Пулавский велел мне подать руку Лодоиске, и мы поцеловали нашего отца; в эту минуту вернулся Тыцыхан. «Отлично, отлично! — воскликнул он. — Это именно то, чего я хотел, — я люблю свадьбы. Ну, папаша, давай я велю тебя развязать. Клянусь саблей, — продолжал татарин, в то время как его люди перерезали веревки, которыми был скручен граф, — я сделал доброе дело, но оно дорогого стоит. Два польских магната и красавица — мне заплатили бы за вас большие деньги». — «Тыцыхан, за этим дело не станет», — прервал его Пулавский. «О нет, нет, — ответил татарин, — это только так, к слову, привычная для разбойника мысль. Добрые люди, мне от вас ничего не надо. Больше того: вы не уйдете пешком, к вашим услугам хорошие лошади. А если вам угодно, я дам для этой девушки носилки, на которых меня самого носили дней десять-двенадцать. Этот малый так славно угостил меня, что я не мог сидеть на лошади... Носилки не очень хороши, они сделаны из палок, но я могу вам предложить только их или маленькую телегу, выбирайте». Мрачный Дурлинский не осмеливался выговорить ни слова; он сидел, опустив глаза. «Недостойный друг, — сказал ему Пулавский, — как ты мог решиться до такой степени злоупотребить моим доверием? Ты не побоялся моего гнева! Какой демон ослепил тебя?» — «Любовь, — ответил Дурлинский, — безумная любовь. Или ты не знаешь, до каких крайностей могут довести страсти человека, от природы неукротимого и ревнивого? Пусть, по крайней мере, этот страшный пример покажет тебе, что такая очаровательная и прелестная дочь, как твоя, — редкое сокровище, которое нельзя доверять никому. Пулавский, я заслужил твою ненависть, а между тем ты должен пожалеть меня. Я страшно виноват, но жестоко наказан. В один день я потерял положение, богатство, честь, свободу. Больше того, я потерял твою дочь.

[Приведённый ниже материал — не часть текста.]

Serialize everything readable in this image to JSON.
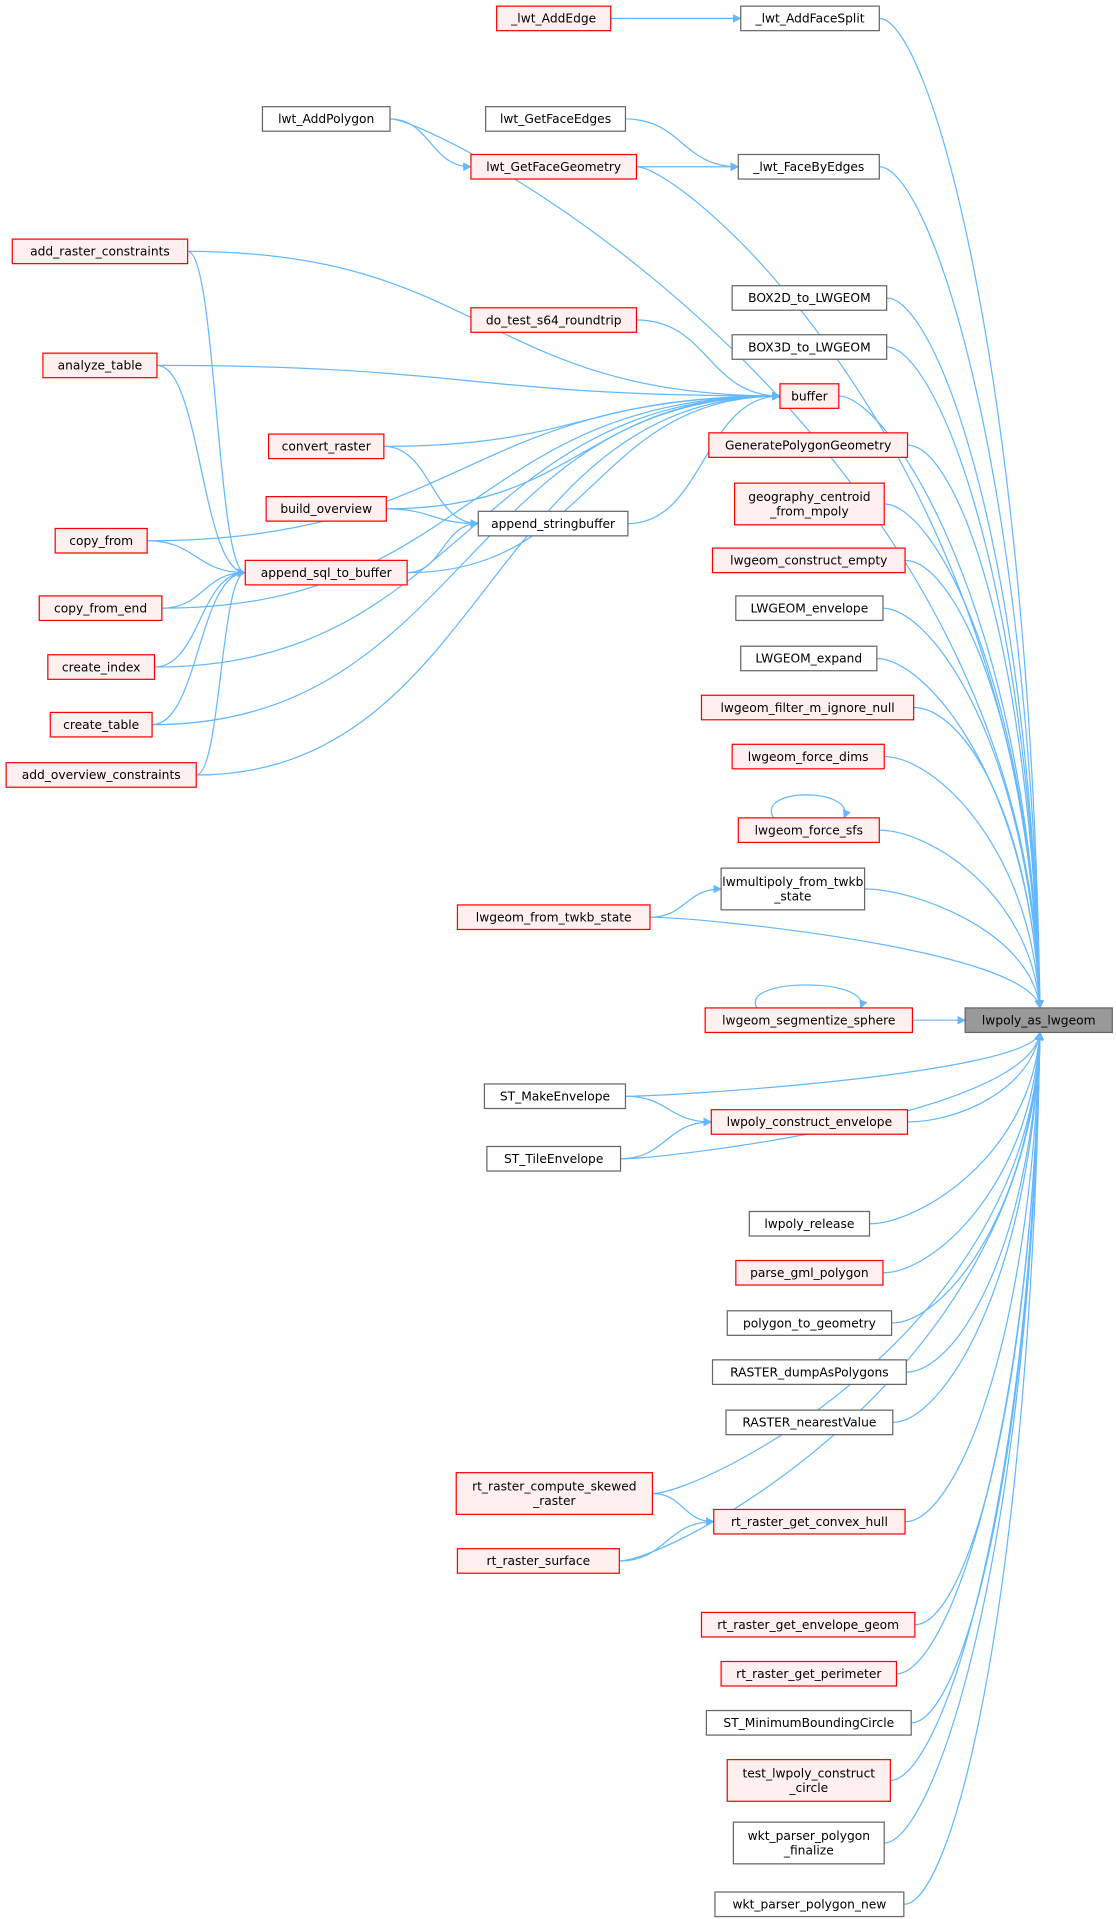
{
  "colors": {
    "edge": "#63b8ff",
    "red_fill": "#fff0f0",
    "red_stroke": "#ff0000",
    "gray_fill": "#ffffff",
    "gray_stroke": "#666666",
    "highlight_fill": "#999999"
  },
  "nodes": [
    {
      "id": "_lwt_AddEdge",
      "kind": "red",
      "lines": [
        "_lwt_AddEdge"
      ]
    },
    {
      "id": "_lwt_AddFaceSplit",
      "kind": "gray",
      "lines": [
        "_lwt_AddFaceSplit"
      ]
    },
    {
      "id": "lwt_AddPolygon",
      "kind": "gray",
      "lines": [
        "lwt_AddPolygon"
      ]
    },
    {
      "id": "lwt_GetFaceEdges",
      "kind": "gray",
      "lines": [
        "lwt_GetFaceEdges"
      ]
    },
    {
      "id": "lwt_GetFaceGeometry",
      "kind": "red",
      "lines": [
        "lwt_GetFaceGeometry"
      ]
    },
    {
      "id": "_lwt_FaceByEdges",
      "kind": "gray",
      "lines": [
        "_lwt_FaceByEdges"
      ]
    },
    {
      "id": "add_raster_constraints",
      "kind": "red",
      "lines": [
        "add_raster_constraints"
      ]
    },
    {
      "id": "BOX2D_to_LWGEOM",
      "kind": "gray",
      "lines": [
        "BOX2D_to_LWGEOM"
      ]
    },
    {
      "id": "do_test_s64_roundtrip",
      "kind": "red",
      "lines": [
        "do_test_s64_roundtrip"
      ]
    },
    {
      "id": "BOX3D_to_LWGEOM",
      "kind": "gray",
      "lines": [
        "BOX3D_to_LWGEOM"
      ]
    },
    {
      "id": "analyze_table",
      "kind": "red",
      "lines": [
        "analyze_table"
      ]
    },
    {
      "id": "buffer",
      "kind": "red",
      "lines": [
        "buffer"
      ]
    },
    {
      "id": "convert_raster",
      "kind": "red",
      "lines": [
        "convert_raster"
      ]
    },
    {
      "id": "GeneratePolygonGeometry",
      "kind": "red",
      "lines": [
        "GeneratePolygonGeometry"
      ]
    },
    {
      "id": "build_overview",
      "kind": "red",
      "lines": [
        "build_overview"
      ]
    },
    {
      "id": "geography_centroid_from_mpoly",
      "kind": "red",
      "lines": [
        "geography_centroid",
        "_from_mpoly"
      ]
    },
    {
      "id": "append_stringbuffer",
      "kind": "gray",
      "lines": [
        "append_stringbuffer"
      ]
    },
    {
      "id": "copy_from",
      "kind": "red",
      "lines": [
        "copy_from"
      ]
    },
    {
      "id": "append_sql_to_buffer",
      "kind": "red",
      "lines": [
        "append_sql_to_buffer"
      ]
    },
    {
      "id": "lwgeom_construct_empty",
      "kind": "red",
      "lines": [
        "lwgeom_construct_empty"
      ]
    },
    {
      "id": "copy_from_end",
      "kind": "red",
      "lines": [
        "copy_from_end"
      ]
    },
    {
      "id": "LWGEOM_envelope",
      "kind": "gray",
      "lines": [
        "LWGEOM_envelope"
      ]
    },
    {
      "id": "LWGEOM_expand",
      "kind": "gray",
      "lines": [
        "LWGEOM_expand"
      ]
    },
    {
      "id": "create_index",
      "kind": "red",
      "lines": [
        "create_index"
      ]
    },
    {
      "id": "lwgeom_filter_m_ignore_null",
      "kind": "red",
      "lines": [
        "lwgeom_filter_m_ignore_null"
      ]
    },
    {
      "id": "create_table",
      "kind": "red",
      "lines": [
        "create_table"
      ]
    },
    {
      "id": "add_overview_constraints",
      "kind": "red",
      "lines": [
        "add_overview_constraints"
      ]
    },
    {
      "id": "lwgeom_force_dims",
      "kind": "red",
      "lines": [
        "lwgeom_force_dims"
      ]
    },
    {
      "id": "lwgeom_force_sfs",
      "kind": "red",
      "lines": [
        "lwgeom_force_sfs"
      ]
    },
    {
      "id": "lwmultipoly_from_twkb_state",
      "kind": "gray",
      "lines": [
        "lwmultipoly_from_twkb",
        "_state"
      ]
    },
    {
      "id": "lwgeom_from_twkb_state",
      "kind": "red",
      "lines": [
        "lwgeom_from_twkb_state"
      ]
    },
    {
      "id": "lwgeom_segmentize_sphere",
      "kind": "red",
      "lines": [
        "lwgeom_segmentize_sphere"
      ]
    },
    {
      "id": "lwpoly_as_lwgeom",
      "kind": "highlight",
      "lines": [
        "lwpoly_as_lwgeom"
      ]
    },
    {
      "id": "ST_MakeEnvelope",
      "kind": "gray",
      "lines": [
        "ST_MakeEnvelope"
      ]
    },
    {
      "id": "lwpoly_construct_envelope",
      "kind": "red",
      "lines": [
        "lwpoly_construct_envelope"
      ]
    },
    {
      "id": "ST_TileEnvelope",
      "kind": "gray",
      "lines": [
        "ST_TileEnvelope"
      ]
    },
    {
      "id": "lwpoly_release",
      "kind": "gray",
      "lines": [
        "lwpoly_release"
      ]
    },
    {
      "id": "parse_gml_polygon",
      "kind": "red",
      "lines": [
        "parse_gml_polygon"
      ]
    },
    {
      "id": "polygon_to_geometry",
      "kind": "gray",
      "lines": [
        "polygon_to_geometry"
      ]
    },
    {
      "id": "RASTER_dumpAsPolygons",
      "kind": "gray",
      "lines": [
        "RASTER_dumpAsPolygons"
      ]
    },
    {
      "id": "RASTER_nearestValue",
      "kind": "gray",
      "lines": [
        "RASTER_nearestValue"
      ]
    },
    {
      "id": "rt_raster_compute_skewed_raster",
      "kind": "red",
      "lines": [
        "rt_raster_compute_skewed",
        "_raster"
      ]
    },
    {
      "id": "rt_raster_get_convex_hull",
      "kind": "red",
      "lines": [
        "rt_raster_get_convex_hull"
      ]
    },
    {
      "id": "rt_raster_surface",
      "kind": "red",
      "lines": [
        "rt_raster_surface"
      ]
    },
    {
      "id": "rt_raster_get_envelope_geom",
      "kind": "red",
      "lines": [
        "rt_raster_get_envelope_geom"
      ]
    },
    {
      "id": "rt_raster_get_perimeter",
      "kind": "red",
      "lines": [
        "rt_raster_get_perimeter"
      ]
    },
    {
      "id": "ST_MinimumBoundingCircle",
      "kind": "gray",
      "lines": [
        "ST_MinimumBoundingCircle"
      ]
    },
    {
      "id": "test_lwpoly_construct_circle",
      "kind": "red",
      "lines": [
        "test_lwpoly_construct",
        "_circle"
      ]
    },
    {
      "id": "wkt_parser_polygon_finalize",
      "kind": "gray",
      "lines": [
        "wkt_parser_polygon",
        "_finalize"
      ]
    },
    {
      "id": "wkt_parser_polygon_new",
      "kind": "gray",
      "lines": [
        "wkt_parser_polygon_new"
      ]
    }
  ],
  "edges": [
    [
      "_lwt_AddEdge",
      "_lwt_AddFaceSplit"
    ],
    [
      "lwt_AddPolygon",
      "lwt_GetFaceGeometry"
    ],
    [
      "lwt_GetFaceEdges",
      "_lwt_FaceByEdges"
    ],
    [
      "lwt_GetFaceGeometry",
      "_lwt_FaceByEdges"
    ],
    [
      "add_raster_constraints",
      "buffer"
    ],
    [
      "add_raster_constraints",
      "append_sql_to_buffer"
    ],
    [
      "analyze_table",
      "buffer"
    ],
    [
      "analyze_table",
      "append_sql_to_buffer"
    ],
    [
      "do_test_s64_roundtrip",
      "buffer"
    ],
    [
      "convert_raster",
      "buffer"
    ],
    [
      "convert_raster",
      "append_stringbuffer"
    ],
    [
      "build_overview",
      "buffer"
    ],
    [
      "build_overview",
      "append_stringbuffer"
    ],
    [
      "append_stringbuffer",
      "buffer"
    ],
    [
      "copy_from",
      "buffer"
    ],
    [
      "copy_from",
      "append_sql_to_buffer"
    ],
    [
      "append_sql_to_buffer",
      "buffer"
    ],
    [
      "append_sql_to_buffer",
      "append_stringbuffer"
    ],
    [
      "copy_from_end",
      "buffer"
    ],
    [
      "copy_from_end",
      "append_sql_to_buffer"
    ],
    [
      "create_index",
      "buffer"
    ],
    [
      "create_index",
      "append_sql_to_buffer"
    ],
    [
      "create_table",
      "buffer"
    ],
    [
      "create_table",
      "append_sql_to_buffer"
    ],
    [
      "add_overview_constraints",
      "buffer"
    ],
    [
      "add_overview_constraints",
      "append_sql_to_buffer"
    ],
    [
      "lwgeom_force_sfs",
      "lwgeom_force_sfs"
    ],
    [
      "lwgeom_from_twkb_state",
      "lwmultipoly_from_twkb_state"
    ],
    [
      "lwgeom_segmentize_sphere",
      "lwgeom_segmentize_sphere"
    ],
    [
      "ST_MakeEnvelope",
      "lwpoly_construct_envelope"
    ],
    [
      "ST_TileEnvelope",
      "lwpoly_construct_envelope"
    ],
    [
      "rt_raster_compute_skewed_raster",
      "rt_raster_get_convex_hull"
    ],
    [
      "rt_raster_surface",
      "rt_raster_get_convex_hull"
    ],
    [
      "_lwt_AddFaceSplit",
      "lwpoly_as_lwgeom"
    ],
    [
      "lwt_AddPolygon",
      "lwpoly_as_lwgeom"
    ],
    [
      "_lwt_FaceByEdges",
      "lwpoly_as_lwgeom"
    ],
    [
      "lwt_GetFaceGeometry",
      "lwpoly_as_lwgeom"
    ],
    [
      "BOX2D_to_LWGEOM",
      "lwpoly_as_lwgeom"
    ],
    [
      "BOX3D_to_LWGEOM",
      "lwpoly_as_lwgeom"
    ],
    [
      "buffer",
      "lwpoly_as_lwgeom"
    ],
    [
      "GeneratePolygonGeometry",
      "lwpoly_as_lwgeom"
    ],
    [
      "geography_centroid_from_mpoly",
      "lwpoly_as_lwgeom"
    ],
    [
      "lwgeom_construct_empty",
      "lwpoly_as_lwgeom"
    ],
    [
      "LWGEOM_envelope",
      "lwpoly_as_lwgeom"
    ],
    [
      "LWGEOM_expand",
      "lwpoly_as_lwgeom"
    ],
    [
      "lwgeom_filter_m_ignore_null",
      "lwpoly_as_lwgeom"
    ],
    [
      "lwgeom_force_dims",
      "lwpoly_as_lwgeom"
    ],
    [
      "lwgeom_force_sfs",
      "lwpoly_as_lwgeom"
    ],
    [
      "lwmultipoly_from_twkb_state",
      "lwpoly_as_lwgeom"
    ],
    [
      "lwgeom_from_twkb_state",
      "lwpoly_as_lwgeom"
    ],
    [
      "lwgeom_segmentize_sphere",
      "lwpoly_as_lwgeom"
    ],
    [
      "ST_MakeEnvelope",
      "lwpoly_as_lwgeom"
    ],
    [
      "lwpoly_construct_envelope",
      "lwpoly_as_lwgeom"
    ],
    [
      "ST_TileEnvelope",
      "lwpoly_as_lwgeom"
    ],
    [
      "lwpoly_release",
      "lwpoly_as_lwgeom"
    ],
    [
      "parse_gml_polygon",
      "lwpoly_as_lwgeom"
    ],
    [
      "polygon_to_geometry",
      "lwpoly_as_lwgeom"
    ],
    [
      "RASTER_dumpAsPolygons",
      "lwpoly_as_lwgeom"
    ],
    [
      "RASTER_nearestValue",
      "lwpoly_as_lwgeom"
    ],
    [
      "rt_raster_compute_skewed_raster",
      "lwpoly_as_lwgeom"
    ],
    [
      "rt_raster_get_convex_hull",
      "lwpoly_as_lwgeom"
    ],
    [
      "rt_raster_surface",
      "lwpoly_as_lwgeom"
    ],
    [
      "rt_raster_get_envelope_geom",
      "lwpoly_as_lwgeom"
    ],
    [
      "rt_raster_get_perimeter",
      "lwpoly_as_lwgeom"
    ],
    [
      "ST_MinimumBoundingCircle",
      "lwpoly_as_lwgeom"
    ],
    [
      "test_lwpoly_construct_circle",
      "lwpoly_as_lwgeom"
    ],
    [
      "wkt_parser_polygon_finalize",
      "lwpoly_as_lwgeom"
    ],
    [
      "wkt_parser_polygon_new",
      "lwpoly_as_lwgeom"
    ]
  ]
}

О вы, Лодоиска, вы, которую я так оскорбил, согласитесь ли вы забыть, как я преследовал и мучил вас, согласитесь ли вы милостиво и великодушно простить меня? Ах, если истинное раскаяние может искупить злодейство, то я не преступник; я хотел бы теперь же заплатить кровью за пролитые вами слезы! Подарите мне прощение, пусть в ужасном рабстве, уготованном мне, оно послужит утешением! Девушка прелестная, девушка, познавшая горе, знайте: как ни велика моя вина перед вами, я могу искупить ее одним словом. Подойдите, я должен открыть вам важную тайну».
Лодоиска доверчиво приблизилась к нему. Вдруг я увидел, что в руке Дурлинского блеснул кинжал. Я бросился к нему, но поздно — я успел отвратить только второй удар; моя невеста, пораженная прямо в сердце, упала к ногам Тыцыхана. В ярости Пулавский хотел отомстить за дочь. «Нет-нет! — воскликнул татарин. — Это слишком легкая смерть для негодяя». — «Ловзинский, — сказал мне бесчестный убийца, глядя с жестокой радостью на свою жертву, — ты так торопился соединиться с Лодоиской, что же ты не следуешь за ней? Отправляйся, мой счастливый соперник, отправляйся за ней в могилу! Пусть готовят мою казнь, она покажется мне сладкой: ты будешь мучиться ужаснее и дольше меня». Дурлинский не успел сказать больше ни слова: татары схватили его и бросили в горящие развалины. Что это была за ночь, мой дорогой Фоблас, сколько забот, сколько противоречивых чувств волновали меня! Я испытывал то страх, то надежду, то горе, то радость. После многих тревог и опасностей граф отдал мне Лодоиску, я уже упивался радостной надеждой, как вдруг ужасный злодей убил ее на моих глазах. Это было самое страшное мгновение в моей жизни! Но успокойтесь, мой друг: моя звезда, так быстро закатившаяся, воссияла вновь. Один из людей Тыцыхана знал хирургию. Мы позвали его, он осмотрел рану и уверил нас, что она совсем не глубока, — удар бесчестного Дурлинского, стесненного цепями и ослепленного своим горем, оказался недостаточно сильным.
Тыцыхан, узнав, что за жизнь Лодоиски нечего опасаться, простился с нами.